KJ

Daley_Student_Abbrev_Unit_II_2025_Chem152

Free Energy & Thermodynamics

  • Chapter 18 focuses on the principles of thermodynamics, particularly randomness, free energy, and equilibrium.

Key Thermodynamic Laws

First Law of Thermodynamics

  • Energy cannot be created or destroyed; it can only change forms.

  • Energy can transition from potential energy to kinetic energy.

Second Law of Thermodynamics

  • The entropy of the universe is always increasing.

  • Entropy (S) represents disorder; a solid with greater entropy has higher disorder.

Third Law of Thermodynamics

  • Entropy approaches zero as the temperature approaches absolute zero (0 K).

  • Absolute entropy for a perfect crystal at 0 K is 0 J/mol K.

  • All substances not at absolute zero have positive entropies due to particle dispersion.

Free Energy (G)

  • G, or Gibbs Free Energy, indicates the spontaneity of a process.

  • The equation: ΔG = ΔH - TΔS

  • A spontaneous process has ΔG < 0; non-spontaneous has ΔG > 0.

Spontaneous vs Nonspontaneous Processes

Spontaneous Processes

  • Occur naturally without external assistance (energy).

  • Does not indicate the reaction rate.

Nonspontaneous Processes

  • Cannot occur naturally; require continuous external energy input.

  • Examples include recharging batteries or endothermic reactions.

  • Can be coupled with spontaneous reactions to become spontaneous.

Entropy (S)

  • Entropy indicates the unavailability of energy for work, measured in J mol -1 K -1.

  • Increases with larger atomic mass and increased molecular complexity.

  • Dissolving substances increases entropy because the particles are more dispersed.

Entropy Change (ΔS)

  • Measures how energy disperses at a given temperature.

  • Positive ΔS indicates increased dispersal (favors spontaneity); negative ΔS indicates decreased dispersal (disfavors spontaneity).

  • More complex or larger systems have higher entropy.

Requirements for Spontaneous Reactions

  • Total entropy change of the universe must be positive: ΔSuniv = ΔSsys + ΔSsurr > 0.

  • If ΔSsys decreases, ΔSsurr must increase more than ΔSsys decreases to maintain positivity.

Heat Exchange and Surroundings (ΔS surr)

  • In exothermic reactions (ΔH sys < 0), heat is released to surroundings, increasing their entropy.

  • In endothermic reactions (ΔH sys > 0), heat is absorbed from surroundings, reducing their entropy.

  • The effect on surroundings depends on their initial temperature.

Gibbs Free Energy and Temperature Relation

  • ΔG = ΔH - TΔS; critical for determining spontaneity.

  • The temperature can determine the sign of ΔG.

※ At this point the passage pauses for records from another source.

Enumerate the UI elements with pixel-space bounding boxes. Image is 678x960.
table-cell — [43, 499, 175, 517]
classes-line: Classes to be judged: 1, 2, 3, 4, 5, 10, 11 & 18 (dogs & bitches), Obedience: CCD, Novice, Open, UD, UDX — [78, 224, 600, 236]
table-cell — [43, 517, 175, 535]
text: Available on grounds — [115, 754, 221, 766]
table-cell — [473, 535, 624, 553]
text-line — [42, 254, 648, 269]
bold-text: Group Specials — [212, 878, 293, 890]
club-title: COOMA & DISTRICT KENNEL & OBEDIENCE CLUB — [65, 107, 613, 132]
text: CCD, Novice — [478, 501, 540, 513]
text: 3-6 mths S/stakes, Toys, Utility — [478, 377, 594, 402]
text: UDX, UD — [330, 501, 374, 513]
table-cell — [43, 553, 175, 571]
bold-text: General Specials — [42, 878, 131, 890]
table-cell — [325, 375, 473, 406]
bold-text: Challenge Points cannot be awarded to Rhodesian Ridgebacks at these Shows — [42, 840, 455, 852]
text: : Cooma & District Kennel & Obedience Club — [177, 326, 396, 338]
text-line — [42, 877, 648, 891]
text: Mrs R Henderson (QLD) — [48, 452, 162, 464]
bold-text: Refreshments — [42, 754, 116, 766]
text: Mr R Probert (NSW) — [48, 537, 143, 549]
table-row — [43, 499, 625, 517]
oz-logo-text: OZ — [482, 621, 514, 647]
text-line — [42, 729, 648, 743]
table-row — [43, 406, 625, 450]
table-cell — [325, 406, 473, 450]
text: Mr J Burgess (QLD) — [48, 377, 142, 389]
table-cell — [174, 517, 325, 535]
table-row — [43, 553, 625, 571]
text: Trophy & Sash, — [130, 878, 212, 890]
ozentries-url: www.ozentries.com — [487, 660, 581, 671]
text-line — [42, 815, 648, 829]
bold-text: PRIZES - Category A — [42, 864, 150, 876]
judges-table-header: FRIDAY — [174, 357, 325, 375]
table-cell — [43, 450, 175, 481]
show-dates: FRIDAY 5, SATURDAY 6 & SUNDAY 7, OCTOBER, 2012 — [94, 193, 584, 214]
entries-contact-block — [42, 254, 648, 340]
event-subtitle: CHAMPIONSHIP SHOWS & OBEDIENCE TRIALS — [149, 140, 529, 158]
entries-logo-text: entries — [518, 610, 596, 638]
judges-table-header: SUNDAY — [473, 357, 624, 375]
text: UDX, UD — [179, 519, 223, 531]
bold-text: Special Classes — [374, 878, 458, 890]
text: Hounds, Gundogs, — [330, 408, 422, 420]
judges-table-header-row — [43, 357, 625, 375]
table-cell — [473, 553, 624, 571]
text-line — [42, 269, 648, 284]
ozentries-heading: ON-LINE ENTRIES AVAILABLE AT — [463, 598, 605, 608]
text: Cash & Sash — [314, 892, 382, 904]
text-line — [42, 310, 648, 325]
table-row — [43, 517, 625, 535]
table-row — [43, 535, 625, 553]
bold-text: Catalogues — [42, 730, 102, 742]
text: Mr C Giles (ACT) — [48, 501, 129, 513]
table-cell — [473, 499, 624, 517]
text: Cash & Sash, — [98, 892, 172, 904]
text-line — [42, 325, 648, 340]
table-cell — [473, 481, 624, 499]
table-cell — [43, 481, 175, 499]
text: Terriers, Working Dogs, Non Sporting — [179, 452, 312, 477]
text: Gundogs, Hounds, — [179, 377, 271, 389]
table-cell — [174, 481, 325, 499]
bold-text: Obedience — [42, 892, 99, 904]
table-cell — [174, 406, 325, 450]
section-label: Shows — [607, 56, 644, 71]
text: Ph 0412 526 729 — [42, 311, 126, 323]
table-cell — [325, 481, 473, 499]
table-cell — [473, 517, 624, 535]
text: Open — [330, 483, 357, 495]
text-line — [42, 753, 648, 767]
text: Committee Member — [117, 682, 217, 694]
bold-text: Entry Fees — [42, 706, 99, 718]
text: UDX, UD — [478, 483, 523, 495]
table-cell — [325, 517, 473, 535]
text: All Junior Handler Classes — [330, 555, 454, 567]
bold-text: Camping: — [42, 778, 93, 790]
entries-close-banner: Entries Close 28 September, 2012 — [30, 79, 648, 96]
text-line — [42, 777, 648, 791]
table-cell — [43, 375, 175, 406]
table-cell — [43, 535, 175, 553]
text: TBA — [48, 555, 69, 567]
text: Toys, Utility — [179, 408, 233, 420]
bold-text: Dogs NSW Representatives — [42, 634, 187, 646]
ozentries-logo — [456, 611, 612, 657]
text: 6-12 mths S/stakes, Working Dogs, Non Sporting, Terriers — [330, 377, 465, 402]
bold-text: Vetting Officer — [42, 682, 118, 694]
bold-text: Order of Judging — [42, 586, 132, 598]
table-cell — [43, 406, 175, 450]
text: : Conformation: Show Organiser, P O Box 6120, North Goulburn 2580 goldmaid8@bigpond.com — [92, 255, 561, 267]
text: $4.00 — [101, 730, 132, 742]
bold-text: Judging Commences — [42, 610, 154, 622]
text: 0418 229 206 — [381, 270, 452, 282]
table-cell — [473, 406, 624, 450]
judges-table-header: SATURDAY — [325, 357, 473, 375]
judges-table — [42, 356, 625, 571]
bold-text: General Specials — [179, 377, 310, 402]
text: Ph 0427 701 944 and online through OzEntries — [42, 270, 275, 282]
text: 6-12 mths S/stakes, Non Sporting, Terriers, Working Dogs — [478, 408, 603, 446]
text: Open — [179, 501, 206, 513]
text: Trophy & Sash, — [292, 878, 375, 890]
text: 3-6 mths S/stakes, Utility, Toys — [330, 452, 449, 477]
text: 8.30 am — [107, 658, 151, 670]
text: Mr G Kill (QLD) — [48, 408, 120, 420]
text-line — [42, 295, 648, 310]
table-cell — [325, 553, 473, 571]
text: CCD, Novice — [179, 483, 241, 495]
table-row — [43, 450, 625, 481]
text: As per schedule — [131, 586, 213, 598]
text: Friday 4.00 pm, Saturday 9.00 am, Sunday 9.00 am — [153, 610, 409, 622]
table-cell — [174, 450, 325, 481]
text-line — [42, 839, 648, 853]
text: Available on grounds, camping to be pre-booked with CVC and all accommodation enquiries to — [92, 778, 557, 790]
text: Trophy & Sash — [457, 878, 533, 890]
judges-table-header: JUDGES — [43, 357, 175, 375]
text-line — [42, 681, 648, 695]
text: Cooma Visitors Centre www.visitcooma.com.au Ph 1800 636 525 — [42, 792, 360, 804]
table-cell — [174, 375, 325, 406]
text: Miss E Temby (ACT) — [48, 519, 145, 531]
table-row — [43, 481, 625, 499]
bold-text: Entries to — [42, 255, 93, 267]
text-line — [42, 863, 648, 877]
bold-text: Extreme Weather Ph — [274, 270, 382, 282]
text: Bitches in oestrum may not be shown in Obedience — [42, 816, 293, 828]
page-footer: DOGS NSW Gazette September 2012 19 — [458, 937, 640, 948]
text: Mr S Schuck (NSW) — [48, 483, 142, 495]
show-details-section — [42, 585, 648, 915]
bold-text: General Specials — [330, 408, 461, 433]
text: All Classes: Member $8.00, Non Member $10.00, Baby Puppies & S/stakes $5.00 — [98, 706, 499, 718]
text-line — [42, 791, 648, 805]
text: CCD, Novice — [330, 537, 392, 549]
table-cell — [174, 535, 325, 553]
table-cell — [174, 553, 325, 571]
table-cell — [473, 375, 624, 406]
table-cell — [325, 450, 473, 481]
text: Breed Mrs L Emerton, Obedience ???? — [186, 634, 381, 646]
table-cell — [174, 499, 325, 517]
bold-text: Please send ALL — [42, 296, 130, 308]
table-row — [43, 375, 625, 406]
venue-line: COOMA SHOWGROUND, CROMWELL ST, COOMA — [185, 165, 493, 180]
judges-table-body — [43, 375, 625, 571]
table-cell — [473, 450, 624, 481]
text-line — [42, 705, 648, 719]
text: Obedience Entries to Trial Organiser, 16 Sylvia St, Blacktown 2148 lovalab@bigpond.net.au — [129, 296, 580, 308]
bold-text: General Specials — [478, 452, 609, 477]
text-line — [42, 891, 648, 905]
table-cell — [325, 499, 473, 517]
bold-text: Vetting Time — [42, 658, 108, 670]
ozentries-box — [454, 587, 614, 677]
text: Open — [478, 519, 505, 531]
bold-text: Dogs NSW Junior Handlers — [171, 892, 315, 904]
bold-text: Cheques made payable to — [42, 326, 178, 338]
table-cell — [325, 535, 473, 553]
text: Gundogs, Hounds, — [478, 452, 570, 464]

  • Identifying where reactions switch from spontaneous to non-spontaneous based on ΔH and ΔS conditions.

Equilibrium State

  • Equilibrium occurs when the forward and reverse processes happen at the same rate.

  • At equilibrium, ΔG = 0.

  • All reactions move naturally toward equilibrium.

Phase Changes

  • During phase changes, temperature remains constant, and systems are at equilibrium (ΔG = 0).

  • Latent heat is the energy absorbed or released without temperature change during phase transitions.

Calculating Changes in Free Energy

  • The Gibbs free energy change is also calculated from stoichiometric changes in reactions:

    • ΔG° rxn = ∑ ΔG° products - ∑ ΔG° reactants.

  • Summary of various reactions specifying their spontaneity, heat of fusion, and vaporization properties.

Non-standard Conditions of Concentration and Pressure

  • A non-spontaneous reaction can become spontaneous by adjusting concentrations and/or pressures.

  • Pure solids and liquids are excluded from the Q equation; concentration changes are only for gases and aqueous solutions.